Creating a ‘New Normal’ for Science: Should We Really Leave That ‘Mission’ to the Feds?

Canadian science deserves much better.
Published on May 27, 2023

Pedestrians cross Elgin Street in view of Parliament Hill in Ottawa, in a file photo. (The Canadian Press/Sean Kilpatrick)

 

Ronald Reagan once quipped that the nine most terrifying words in the English language are, “I’m from the government and I’m here to help.” He might have spared some thought on the terrors inflicted by those who presume to advise government. We rightly blame elected officials for poor judgment. We should also blame the think-tanks that specialize in making bad ideas sound smart.

This blunt caution is occasioned by the recent release of Government Science and Innovation in the New Normal (GSINN) by the Ottawa-based Institute on Governance, a report that argues that the relationship between science and society is due for an overhaul.

In the wake of World War II, science enjoyed something of a compact with society, one in which government accorded “the scientific community a great deal of autonomy in exchange for the considerable but unpredictable benefits” that stemmed from science research, the report says. Scientists, in short, were left to pursue their individual interests.

The emergence of COVID-19, however, has revealed a new normal, one in which the “social, economic and political assumptions in the postwar compact” are now seen as outdated.  The report’s authors press for nine reforms to govern the future operation of science both within the federal government and without, including policies to encourage Equity, Diversity and Inclusion; Interdisciplinary Collaboration; Embrace of Indigenous Ways of Knowing; and Mission-Driven Research.

On the one hand, the report’s authors are quite right to question the science-society status quo. Too much autonomy, particularly if it leads to researcher isolation from society, can lead to siloed institutions, hyper-specialization, declining rates of innovation, and research agendas out of sync with public values and priorities. In Canada’s university sector especially, there is a deep need to re-integrate town and gown. Unfortunately, GSINN proposes a set of reforms that is more likely to hinder rather than help that enterprise.

Consider the report’s call to implement mission-driven research. That approach, the report rightly notes, has “come into vogue in recent years,” and “advocates for strategic priorities in specific areas of public purpose, guided by … regulations that provide clarity for proponents.”

Drawing on the work of economist Mariana Mazzucato, GSINN argues that the approach can be leveraged to pursue grand challenges such as forestalling climate change, improving global health, and addressing economic inequality.

It’s an inspiring call to action, but it also presents a key problem: the report, which clearly sees the federal government as the mission definer and driver of future Canadian science, traffics on an approach to mission-oriented research and operation that runs counter to the spirit of the mission-command approach in vogue with businesses and even some universities.

That approach is characterized by vertical rather than hierarchical organization, “teams of teams” of collaborating organizations or divisions within organizations, transparent information exchange, trust-building between members within and across teams, and bottom-up rather than top-down initiatives. It is an approach that aligns well with a philosophy of governance in which strategic direction is left to local political actors, since, as Stanley McChrystal writes in “Team of Teams,” the mission-command approach assumes that individuals on the ground best understand the opportunities and problems they face when adapting to rapid, often chaotic change.

Universities worldwide, via the Responsive University movement, seem to recognize this. Many are forging connections with local stakeholders, Ira Harkavy and colleagues write, to solve “locally manifested universal problems.” To adapt to rapid economic, environmental, and social change, the best thing the federal government can do is support regional and local initiatives, not set Canada’s research priorities.
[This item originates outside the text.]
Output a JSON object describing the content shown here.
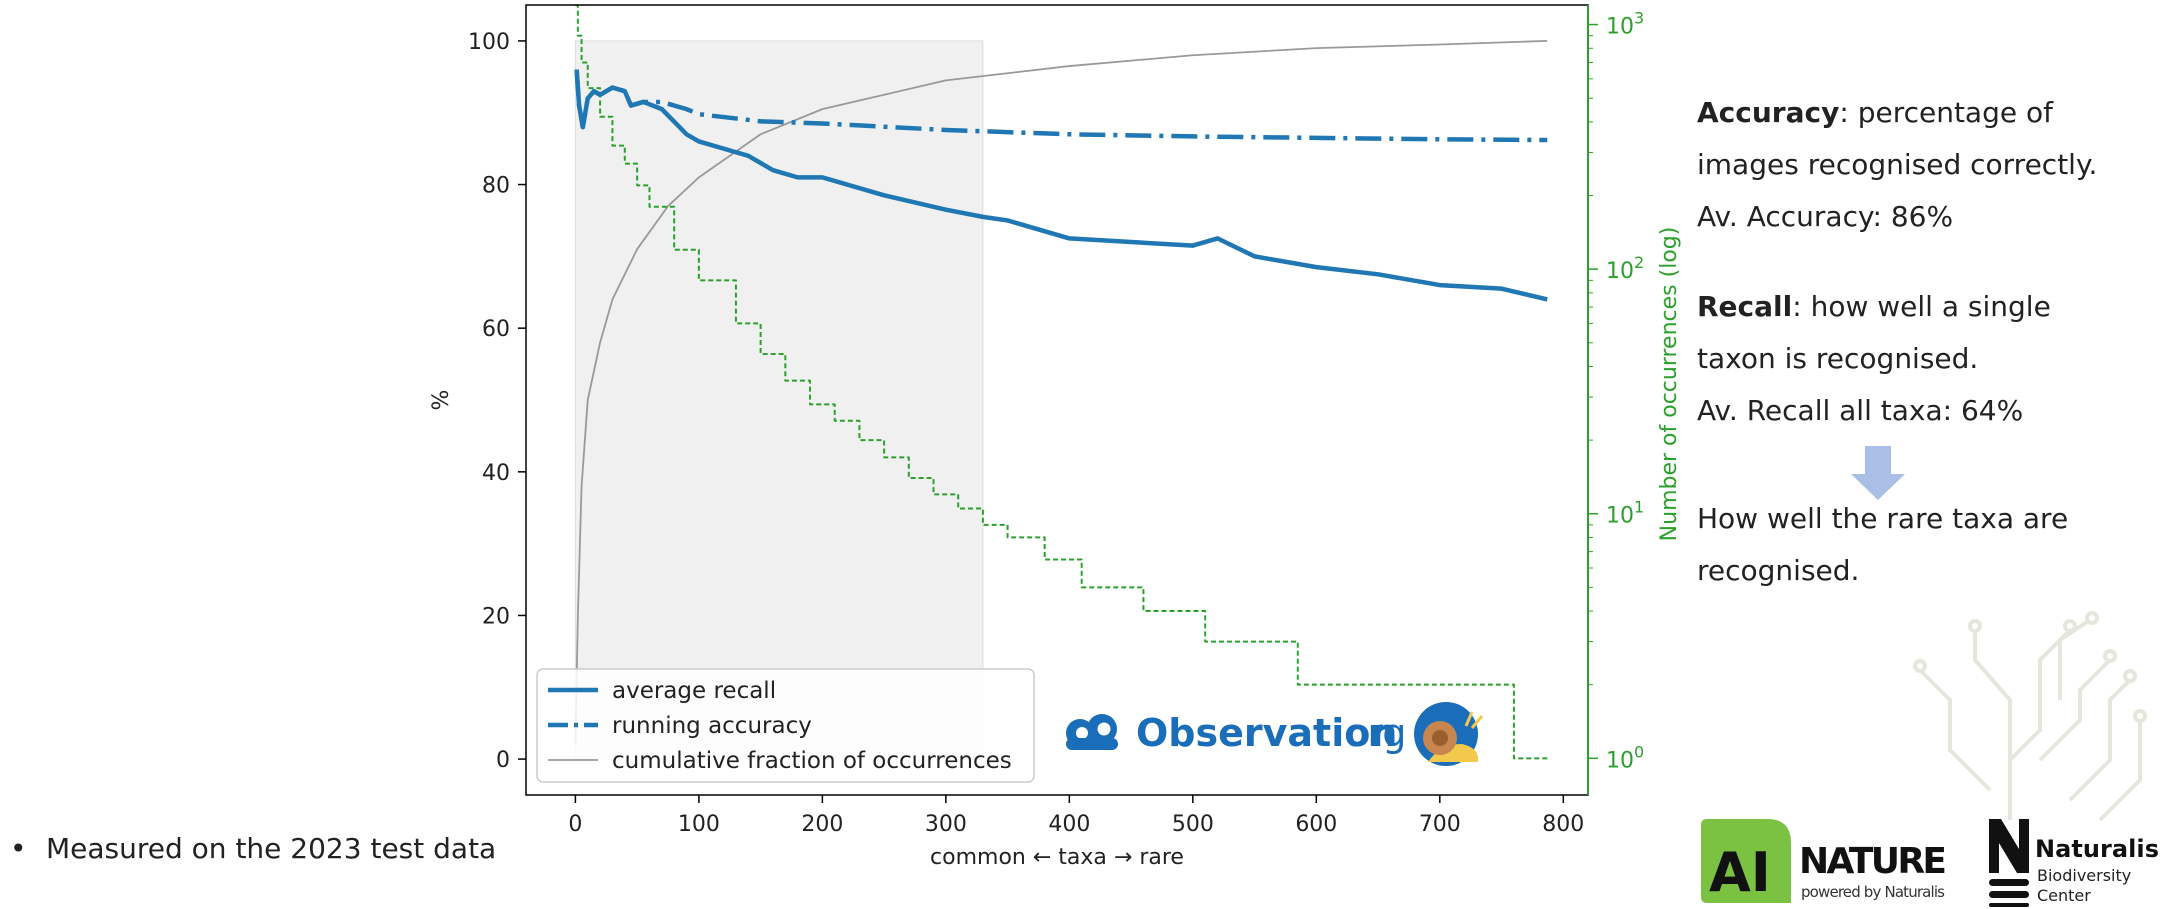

A second problem with GSINN is its desire to incorporate equity, diversity, and inclusion principles into Canadian science. The report argues that “Canadians deserve a scientific enterprise populated by people who look like them, who are challenged by their challenges.”

To attain diversity, it is imperative that the government dismantle the systems of power and thought that have hindered the creation of socially just work environments.  Such dismantling, GSINN argues, can be achieved by holding “ongoing, mandatory training on unconscious bias.”

It is unfortunate that in making this recommendation, GSINN fails to consult the latest findings of the science it is purporting to support and defend. Psychologist Ulrich Schimmack notes that the science on implicit racism is not settled. The two tests designed to detect its existence in a given subject generally disagree more than agree.  In an important recent study, Mitchell Campbell and Markus Brauer argue that racism is better seen as a conscious mindset held by some people rather than an unconscious drive propagated by all people.

If these three scientists are correct, GSINN is promoting an anti-racism measure as credible as an auditing session in a Scientology seminar. Canadian science deserves much better.